The adjustment on the call also works really well for changing the pitch.  And to add to the versatility, you can slowly depress the bulb before starting your call to reduce the amount of air pushed through the reeds to easily vary the length of the call.  And further, if you vary the speed at which you press the bulb, this further changes the pitch and sound of the call.  Add all of these subtle features together and you have a very good, very versatile, cow call.

Another important aspect of calling not mentioned (probably because it's a gear review article, not a "how to" article) is to muffle the call occasionally and point the call in different directions away from the elk you are working.  If you're not careful, the elk will quickly locate you and slip in down wind when they approach--this almost always spells disaster for your set up.  These push button type calls are very easy to point in different directions without affecting the users ability to operate them.
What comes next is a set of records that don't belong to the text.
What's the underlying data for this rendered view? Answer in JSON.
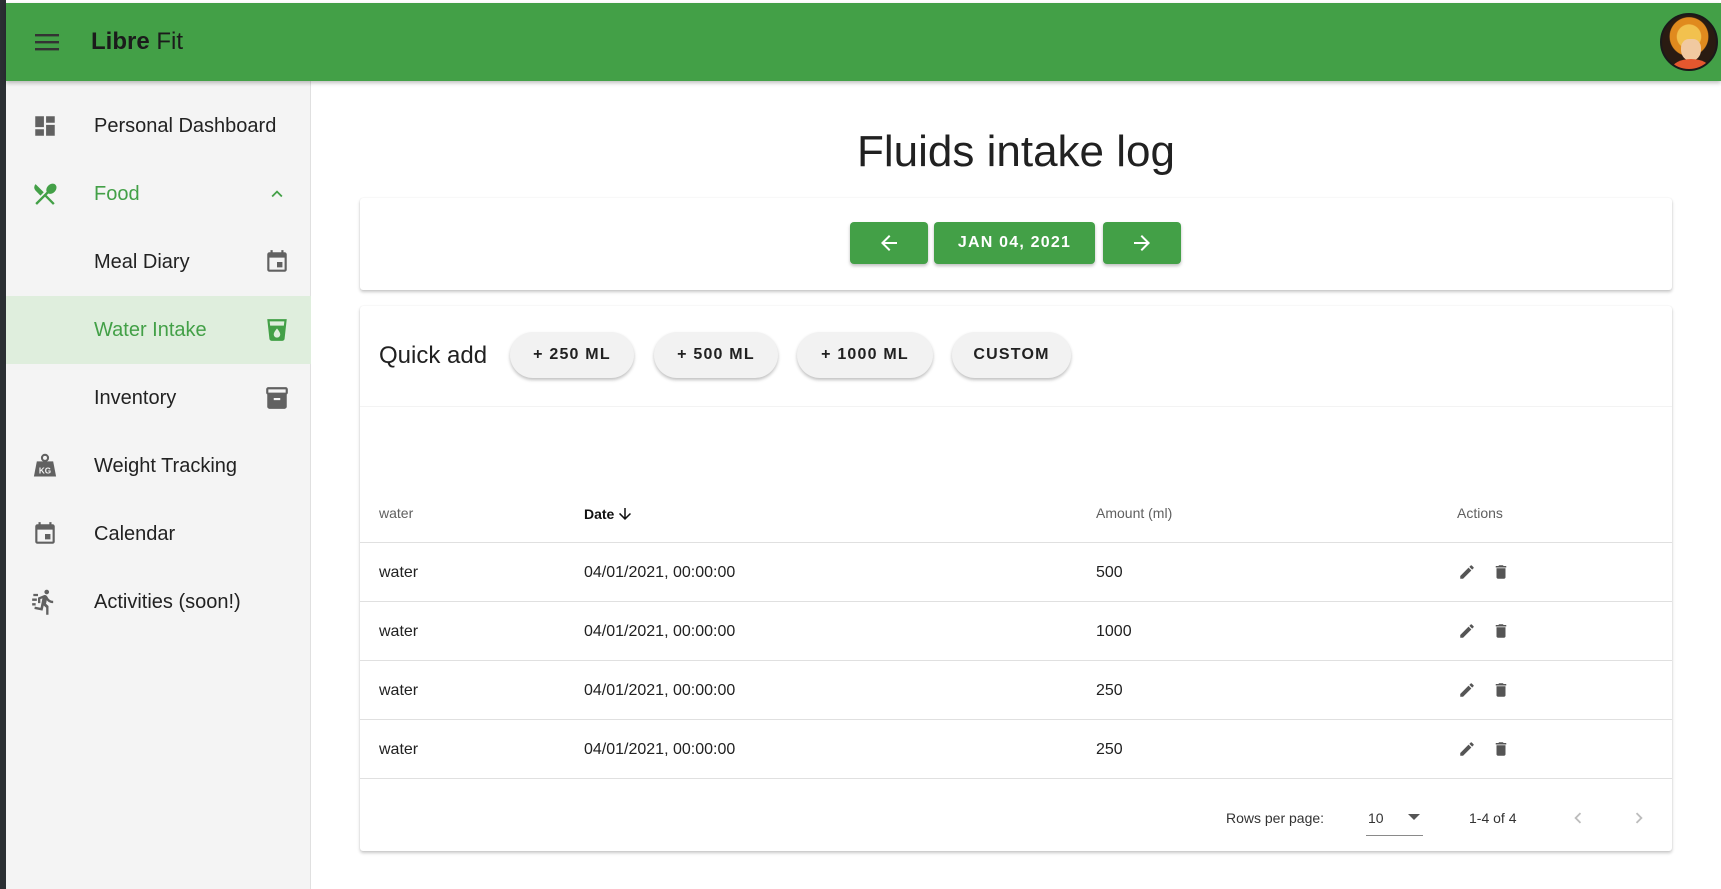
{
  "app": {
    "title_bold": "Libre",
    "title_light": "Fit"
  },
  "sidebar": {
    "items": [
      {
        "label": "Personal Dashboard",
        "icon": "dashboard-icon"
      },
      {
        "label": "Food",
        "icon": "food-icon",
        "expanded": true
      },
      {
        "label": "Meal Diary",
        "icon": "calendar-event-icon"
      },
      {
        "label": "Water Intake",
        "icon": "water-cup-icon",
        "active": true
      },
      {
        "label": "Inventory",
        "icon": "archive-icon"
      },
      {
        "label": "Weight Tracking",
        "icon": "weight-kg-icon"
      },
      {
        "label": "Calendar",
        "icon": "calendar-icon"
      },
      {
        "label": "Activities (soon!)",
        "icon": "running-icon"
      }
    ]
  },
  "main": {
    "title": "Fluids intake log",
    "date_nav": {
      "date_label": "JAN 04, 2021"
    },
    "quick_add": {
      "label": "Quick add",
      "buttons": [
        "+ 250 ML",
        "+ 500 ML",
        "+ 1000 ML",
        "CUSTOM"
      ]
    },
    "table": {
      "headers": {
        "name": "water",
        "date": "Date",
        "amount": "Amount (ml)",
        "actions": "Actions"
      },
      "rows": [
        {
          "name": "water",
          "date": "04/01/2021, 00:00:00",
          "amount": "500"
        },
        {
          "name": "water",
          "date": "04/01/2021, 00:00:00",
          "amount": "1000"
        },
        {
          "name": "water",
          "date": "04/01/2021, 00:00:00",
          "amount": "250"
        },
        {
          "name": "water",
          "date": "04/01/2021, 00:00:00",
          "amount": "250"
        }
      ],
      "pagination": {
        "rows_per_page_label": "Rows per page:",
        "rows_per_page": "10",
        "range": "1-4 of 4"
      }
    }
  },
  "colors": {
    "primary": "#43a047",
    "active_bg": "#dfeedd",
    "sidebar_bg": "#f4f4f4"
  }
}
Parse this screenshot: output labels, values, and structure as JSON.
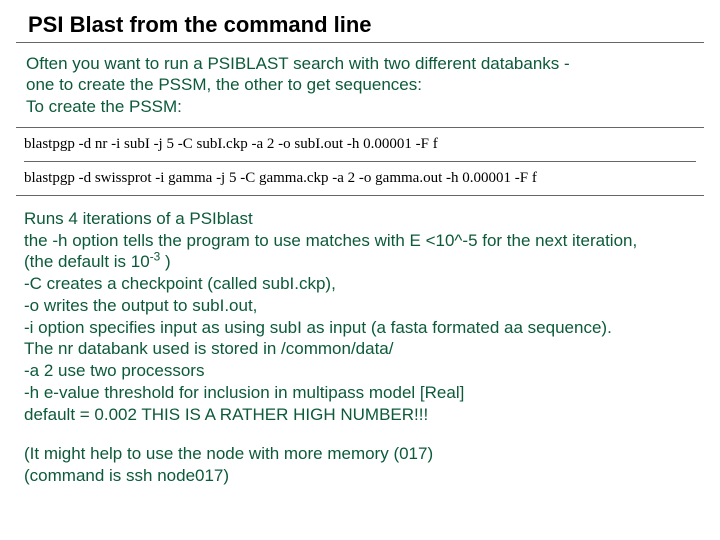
{
  "title": "PSI Blast from the command line",
  "intro": {
    "l1": "Often you want to run a PSIBLAST search with two different databanks -",
    "l2": "one to create the PSSM, the other to get sequences:",
    "l3": "To create the PSSM:"
  },
  "cmd1": "blastpgp -d nr -i subI -j 5 -C subI.ckp -a 2 -o subI.out -h 0.00001 -F f",
  "cmd2": "blastpgp -d swissprot -i gamma -j 5 -C gamma.ckp -a 2 -o gamma.out -h 0.00001 -F f",
  "explain": {
    "l1": " Runs 4 iterations of a PSIblast",
    "l2": "the -h option tells the program to use matches with E <10^-5 for the next iteration,",
    "l3_pre": "   (the default is 10",
    "l3_sup": "-3",
    "l3_post": " )",
    "l4": "-C creates a checkpoint (called subI.ckp),",
    "l5": "-o writes the output to subI.out,",
    "l6": "-i option specifies input as using subI as input (a fasta formated aa sequence).",
    "l7": "The nr databank used is stored in /common/data/",
    "l8": "-a 2 use two processors",
    "l9": "-h  e-value threshold for inclusion in multipass model [Real]",
    "l10": "    default = 0.002  THIS IS A RATHER HIGH NUMBER!!!"
  },
  "note": {
    "l1": "(It might help to use the node with more memory (017)",
    "l2": "(command is ssh node017)"
  }
}
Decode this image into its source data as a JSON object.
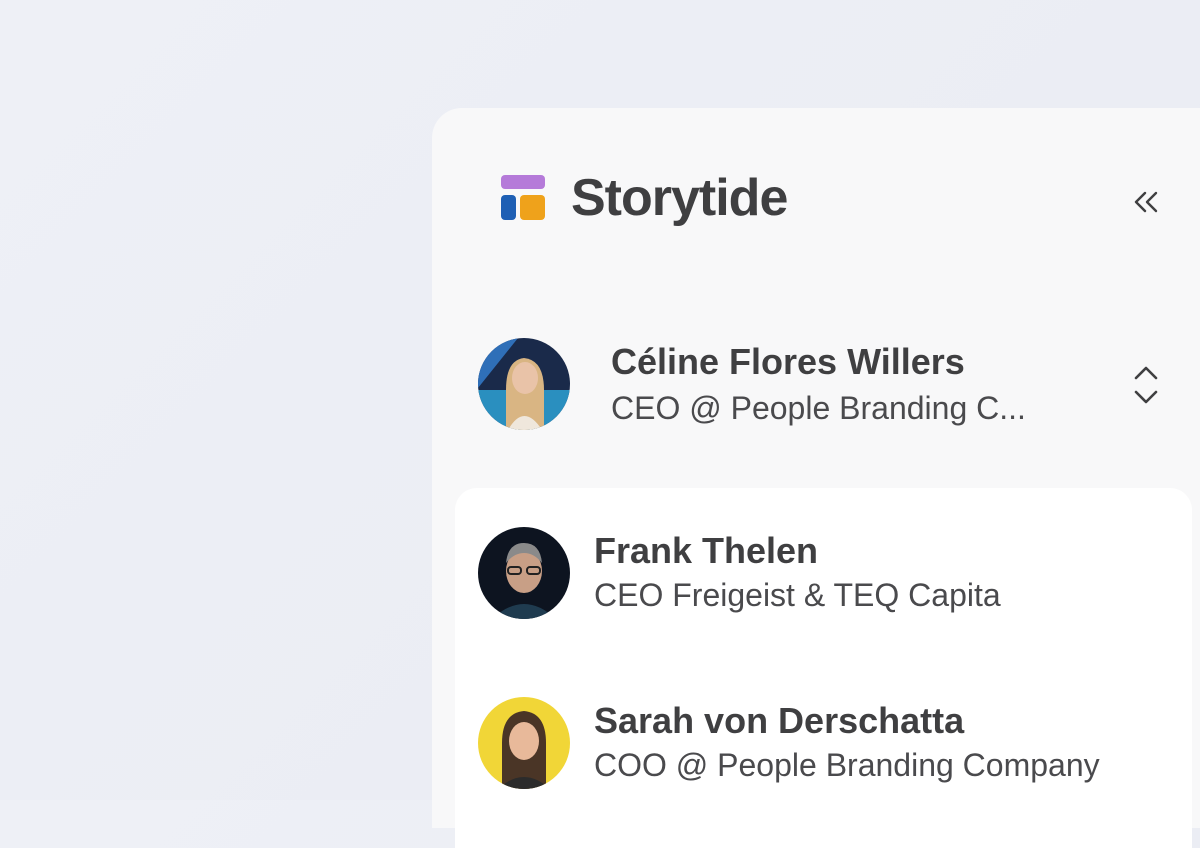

As was pointed out in other comments, just knowing how to make a quality sounds with your call doesn't mean you know how to use it.  You owe it to yourself to get educated on when and how to use your call to effectively call elk.  Use it wrong and you probably spoiled your chances for a shooting opportunity.  When in doubt, don't use it.

numbnutz's picture

I have and use the Hookie

I have and use the Hookie mama. I've never seen the call from Wayne Carlton, and I haven't used the baby hoochie either. I like the Hookie mama for it's ease of use. I also have a couple mouth calls and a couple reed blow in style calls ( Imakinda bulls crazy). I like to bring a few calls into the woods with me for a varity. I'll blast the hookie and then blow a reed call just so I can sound like multiple cows when trying to lure in a rut hungry bull. I'll maybe have to add the baby hoochie to the arsenal to give me an advatage. Great article and review. The only other thing i can add is with more and more hunters using the Hoochie calls they seem to be less effective. Thats why i mix it up with multiple calls.

Retired2hunt's picture

  I did a lot of research on


I did a lot of research on Elk calls before settling on the Primos Hoochie Mama.  I'm glad you two well experienced hunters have proven me to make the right decision.  My partner picked up the Primos Baby Call just so we have two different sounding calls to use simultaneously if needed.

I also don't want something sitting in my mouth and risk possibly accidentally swallowing or gagging on it at the worst possible time.

My neighbors who do not hunt (for now) get a good kick out of me practicing in my backyard. 

Anyhow - I expect to have a better testimonial in three weeks.


hunter25's picture

I have been using the Primos

I have been using the Primos hoochie momma for a few years now as well with great results. I picked them up after the hunting seasons at wal mart for 6 bucks each and am really glad I did. I have never actually called an elk in with it but have used them to put elk at ease that have heard me coming in the oak brush and were already on alert when ai spotted them. My dad used his a couple of years ago and called every once in awhile as he walked through the brush and got within 50 yards of some cows that he didn't even know were there. they had accepted that he was another elk getting closer right up till he shot one of them. I haven't tried the others but I can guarantee you I will have one of them in my pocket when I head out with my license in October.

I have also used it to get deer to pause that were moving through the brush so I could get a better look at them before they were gone. Well worth the money even if you have to pay full price for one.

niceshot_smitty's picture

hands down i use the Hoochie

hands down i use the Hoochie Mama!!!  i have been using it know for about 5 years and its all i need to hunt bulls in the rut.  yeah mouth calls are great if you can use them,  i can't because of latex in most of them.  Yeah i might sound like another hunt in the woods but i know when to call and when not to call.  most people don't.  the herd of elk i hunt are pretty well know in the area and i look for people to work for me and let them do all the hard work. 

I have the hand call but i don't use it.